Jim Wright, who keeps this blog, also writes a nature column every other week for The South Bergenite. Here is his latest column — on extinct birds seen in the Meadowlands more than 100 years ago..
DeKorte Park offers some amazing sights – from spectacular birds to beautiful sunsets – but the rarest of all has been right under my nose all along.
Indeed, I have walked past it dozen of times during my work for the New Jersey Meadowlands Commission without giving it a second look because — truth be told — it gave me the creeps.
The “it” is a Plexiglas case with 35 taxidermy birds of 28 different species. The display is located just inside the auditorium in the Meadowlands Environment Center.

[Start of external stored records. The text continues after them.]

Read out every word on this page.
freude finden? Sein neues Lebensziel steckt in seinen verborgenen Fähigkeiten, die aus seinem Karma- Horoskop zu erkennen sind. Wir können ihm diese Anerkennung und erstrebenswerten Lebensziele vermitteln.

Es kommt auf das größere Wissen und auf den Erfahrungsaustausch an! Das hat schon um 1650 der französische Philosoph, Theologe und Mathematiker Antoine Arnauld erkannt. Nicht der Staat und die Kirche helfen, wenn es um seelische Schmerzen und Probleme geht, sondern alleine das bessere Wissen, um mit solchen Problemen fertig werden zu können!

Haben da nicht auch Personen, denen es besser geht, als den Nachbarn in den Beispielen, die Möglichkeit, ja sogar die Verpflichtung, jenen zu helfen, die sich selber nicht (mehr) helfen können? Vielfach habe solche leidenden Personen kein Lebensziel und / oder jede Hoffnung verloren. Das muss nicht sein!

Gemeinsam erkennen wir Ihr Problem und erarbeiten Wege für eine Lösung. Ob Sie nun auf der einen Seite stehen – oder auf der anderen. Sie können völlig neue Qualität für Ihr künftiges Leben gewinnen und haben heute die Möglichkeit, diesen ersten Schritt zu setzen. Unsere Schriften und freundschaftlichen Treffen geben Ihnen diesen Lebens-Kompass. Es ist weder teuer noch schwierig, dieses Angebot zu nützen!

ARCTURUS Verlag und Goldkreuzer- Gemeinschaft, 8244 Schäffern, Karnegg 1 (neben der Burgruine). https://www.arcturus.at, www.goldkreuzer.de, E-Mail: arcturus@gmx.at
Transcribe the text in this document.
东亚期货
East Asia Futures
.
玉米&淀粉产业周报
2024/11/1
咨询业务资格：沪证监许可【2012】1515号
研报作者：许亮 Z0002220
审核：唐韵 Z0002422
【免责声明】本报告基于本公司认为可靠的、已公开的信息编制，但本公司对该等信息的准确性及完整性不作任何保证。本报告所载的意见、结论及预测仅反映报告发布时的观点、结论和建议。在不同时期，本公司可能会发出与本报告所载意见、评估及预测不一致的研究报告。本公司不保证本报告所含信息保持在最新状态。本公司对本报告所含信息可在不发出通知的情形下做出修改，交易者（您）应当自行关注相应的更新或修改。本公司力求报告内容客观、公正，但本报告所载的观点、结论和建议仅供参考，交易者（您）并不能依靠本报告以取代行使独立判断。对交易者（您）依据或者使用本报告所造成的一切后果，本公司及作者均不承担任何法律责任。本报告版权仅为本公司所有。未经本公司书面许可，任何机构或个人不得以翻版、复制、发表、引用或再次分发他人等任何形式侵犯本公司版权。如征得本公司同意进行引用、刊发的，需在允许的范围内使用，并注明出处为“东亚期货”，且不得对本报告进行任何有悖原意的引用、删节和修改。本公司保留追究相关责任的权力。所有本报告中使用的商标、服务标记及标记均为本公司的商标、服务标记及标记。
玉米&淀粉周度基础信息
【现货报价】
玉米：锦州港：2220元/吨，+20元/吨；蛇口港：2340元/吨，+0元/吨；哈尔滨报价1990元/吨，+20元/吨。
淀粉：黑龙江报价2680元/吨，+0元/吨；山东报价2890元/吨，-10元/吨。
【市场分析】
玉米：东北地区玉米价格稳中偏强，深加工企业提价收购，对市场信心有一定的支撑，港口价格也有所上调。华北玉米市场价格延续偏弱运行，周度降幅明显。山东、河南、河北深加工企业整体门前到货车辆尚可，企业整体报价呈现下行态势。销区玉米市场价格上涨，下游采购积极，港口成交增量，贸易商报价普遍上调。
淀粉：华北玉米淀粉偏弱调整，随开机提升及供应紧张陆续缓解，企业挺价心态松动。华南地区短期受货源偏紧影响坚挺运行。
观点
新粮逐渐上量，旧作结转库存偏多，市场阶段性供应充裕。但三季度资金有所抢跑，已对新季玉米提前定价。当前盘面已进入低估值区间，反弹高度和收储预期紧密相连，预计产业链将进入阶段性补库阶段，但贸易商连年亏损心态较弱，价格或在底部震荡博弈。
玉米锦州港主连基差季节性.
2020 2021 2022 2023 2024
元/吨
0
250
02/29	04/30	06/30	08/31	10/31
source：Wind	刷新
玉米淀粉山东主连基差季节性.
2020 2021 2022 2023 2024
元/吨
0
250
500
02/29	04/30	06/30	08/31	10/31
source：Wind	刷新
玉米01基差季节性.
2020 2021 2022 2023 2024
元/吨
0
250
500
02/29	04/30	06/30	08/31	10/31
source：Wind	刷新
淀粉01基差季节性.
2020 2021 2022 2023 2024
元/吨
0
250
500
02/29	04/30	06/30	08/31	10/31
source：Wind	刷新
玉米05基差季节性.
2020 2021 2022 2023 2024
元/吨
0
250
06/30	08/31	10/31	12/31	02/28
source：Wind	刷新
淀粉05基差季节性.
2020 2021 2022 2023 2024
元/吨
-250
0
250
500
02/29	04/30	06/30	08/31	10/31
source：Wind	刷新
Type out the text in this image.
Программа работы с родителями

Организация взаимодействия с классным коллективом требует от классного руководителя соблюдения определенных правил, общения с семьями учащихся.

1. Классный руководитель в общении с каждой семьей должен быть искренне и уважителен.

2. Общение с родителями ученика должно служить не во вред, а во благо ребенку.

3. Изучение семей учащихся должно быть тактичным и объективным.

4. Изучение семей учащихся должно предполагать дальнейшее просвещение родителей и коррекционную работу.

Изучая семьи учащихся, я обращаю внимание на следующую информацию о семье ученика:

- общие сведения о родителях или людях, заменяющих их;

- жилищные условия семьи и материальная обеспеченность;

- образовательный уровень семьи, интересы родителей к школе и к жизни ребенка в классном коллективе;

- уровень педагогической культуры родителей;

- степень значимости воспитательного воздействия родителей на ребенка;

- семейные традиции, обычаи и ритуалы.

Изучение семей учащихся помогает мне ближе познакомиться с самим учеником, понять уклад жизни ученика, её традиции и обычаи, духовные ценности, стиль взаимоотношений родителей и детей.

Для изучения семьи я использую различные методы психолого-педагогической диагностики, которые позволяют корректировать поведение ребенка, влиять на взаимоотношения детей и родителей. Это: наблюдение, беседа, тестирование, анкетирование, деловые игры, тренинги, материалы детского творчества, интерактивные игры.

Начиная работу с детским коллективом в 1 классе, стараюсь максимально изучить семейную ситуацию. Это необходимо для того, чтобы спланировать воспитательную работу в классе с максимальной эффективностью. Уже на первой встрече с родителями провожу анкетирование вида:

The creatures are all more than 100 years old at this point, and a bit bedraggled. The birds were all killed in the district in the late 1800s, and donated by Caroline Geigold of Secaucus decades ago.
Many of these birds would have inhabited the Atlantic White Cedar Forest that once grew in parts of the Meadowlands.
My attitude about these taxidermy birds has always been dismissive. Why would I look at dead birds in a display case – especially when DeKorte Park offers so many beautiful live birds?
But earlier this winter, prize-winning nature author and historian Scott Weidensaul presented a program in the auditorium. Before the talk, he took the time to study the taxidermy menagerie, and then remarked to me, “You’ve got some amazing birds in there.”
Two species in particular caught his eye – Passenger Pigeon and Heath Hen. The species have two things in common: Both were once commonplace in the Meadowlands, and both have now been extinct for more than 75 years.
More follows.
The Passenger pigeon’s demise is better known. When Europeans began arriving America in the 1600s, it is thought that there were more than 3 billion Passenger Pigeons, but they became such a popular source of food that they were slowly driven to extinction.
Weidensaul was even more taken with the two taxidermy Heath Hens. Although they were also once plentiful, Weidensaul believes that fewer taxidermy examples of them exist. The Meadowlands Commission is fortunate to have both a male and female.
But the unusual taxidermy birds don’t stop with there. As NJMC naturalist Mike Newhouse points out, the Upland Plover (now called an Upland Sandpiper) is endangered. A bird labeled “Sandpiper” is thought to be a threatened sandpiper species, the Red Knot.
The Red-Headed Woodpecker is also threatened. The Common Moorhen and Virginia Rail are birds of special concern. The Bobwhite and Woodcock are regional priorities – meaning that conservation plans have been adopted to maintain their populations.
The display case also has other birds seldom seen in the Meadowlands these days – the Lapland longspur, the Bohemian Waxwing, the Ruffed grouse and the Scarlet Tanager.
For those keeping score at home, that’s a total of 13 out of the 28 – nearly half — that are now extinct, endangered, threatened, or seldom seen.
In a sense, that’s why the Meadowlands Commission is working so hard to preserve and create habitat.